Situated 30 miles south of the Dallas-Fort Worth metro, Midlothian has rapidly developed in recent years into an upscale community offering urban amenities and high-end housing paired with a semi-rural quality of life.Once defined by cotton, cattle, and rail in its earliest days, Midlothian has evolved into a hub of activity spurred by a thriving industrial base and a solid educational system while retaining its small-town charm.
One of the greatest indicators of Midlothian’s success is the triple-digit population growth the city has experienced in the past 15 years.
Midlothian’s city population has increased by 185 percent since 2000, according to a report by the City of Midlothian, expanding from roughly 7,500 residents in 2000 to 21,347 residents in 2014.
When residents living just outside city limits are factored into that equation, the community’s population jumps to more than 31,000.
A Booming Housing Market
Midlothian’s booming housing market provides compelling evidence of the allure the area holds for new residents. According to Midlothian ISD’s third quarter 2014 District Housing Activity Report, there were 115 new home starts and 117 closings during the third quarter.
While the DFW market showed an impressive 13 percent year-over-year increase in annual residential closings, MISD’s growth rate during that same period soared to 38 percent.
Additionally, MISD had 856 fully developed vacant lots on the ground as of September 2014, and 630 future lots are currently under development, the most in over nine years.
Developers are planning an additional 16,000-plus single-family lots, translating into a steady supply of new residents and an increasing student population.
Midlothian By the Numbers
MISD spans approximately 111 square miles in the 76065 zip code, which encompasses 31,605 residents.

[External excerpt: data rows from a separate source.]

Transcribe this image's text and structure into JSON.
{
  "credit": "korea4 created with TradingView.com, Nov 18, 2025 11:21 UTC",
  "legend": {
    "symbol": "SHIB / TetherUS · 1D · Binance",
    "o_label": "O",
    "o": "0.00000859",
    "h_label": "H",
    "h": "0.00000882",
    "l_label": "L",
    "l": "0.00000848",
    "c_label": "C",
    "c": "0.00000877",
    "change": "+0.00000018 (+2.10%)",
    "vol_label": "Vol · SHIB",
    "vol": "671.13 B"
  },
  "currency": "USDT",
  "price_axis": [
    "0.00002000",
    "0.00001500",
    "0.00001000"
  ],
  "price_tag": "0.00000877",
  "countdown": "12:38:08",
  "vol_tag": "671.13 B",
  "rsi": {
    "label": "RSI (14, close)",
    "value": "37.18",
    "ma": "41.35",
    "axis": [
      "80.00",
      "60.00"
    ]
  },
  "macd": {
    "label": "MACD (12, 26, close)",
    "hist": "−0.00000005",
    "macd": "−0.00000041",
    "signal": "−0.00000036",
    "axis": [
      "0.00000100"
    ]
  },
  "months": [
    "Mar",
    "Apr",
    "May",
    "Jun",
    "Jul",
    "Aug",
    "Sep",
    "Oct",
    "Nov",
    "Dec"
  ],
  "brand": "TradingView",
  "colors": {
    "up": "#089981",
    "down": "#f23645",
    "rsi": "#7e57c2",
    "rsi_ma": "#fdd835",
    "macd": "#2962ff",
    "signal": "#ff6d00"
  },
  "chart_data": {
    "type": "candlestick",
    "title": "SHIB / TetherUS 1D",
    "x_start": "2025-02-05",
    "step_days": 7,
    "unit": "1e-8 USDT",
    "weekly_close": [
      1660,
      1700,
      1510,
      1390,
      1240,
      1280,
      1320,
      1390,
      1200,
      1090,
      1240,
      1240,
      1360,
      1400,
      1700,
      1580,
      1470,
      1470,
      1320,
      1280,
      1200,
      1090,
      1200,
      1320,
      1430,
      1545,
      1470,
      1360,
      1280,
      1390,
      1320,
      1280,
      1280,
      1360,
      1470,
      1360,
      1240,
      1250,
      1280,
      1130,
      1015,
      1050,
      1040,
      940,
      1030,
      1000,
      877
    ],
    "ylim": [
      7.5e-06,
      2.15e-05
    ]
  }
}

The district is ranked 17th in most annual new homes among Dallas-Fort Worth’s 82 districts.
Perhaps Midlothian Planning Director Kevin Lasher summed up the data best at the October 2014 joint meeting of the MISD school board of trustees and the city council when he said, “Here’s the report: the city is growing like crazy.”
He added that the numbers suggest that about two out of three people now residing in Midlothian have moved here since 2000.
Housing activity is taking shape in myriad subdivisions springing up in the Midlothian area, with median new home prices coming in at $283,545.
More than half of new homes — 66 percent — are selling in the $251,000-$500,000 price range, according to the MISD report.
By all indications, a progressive future punctuated by positive growth trends in population and housing continues to unfold, creating an optimal environment for citizens and growth-minded businesses alike.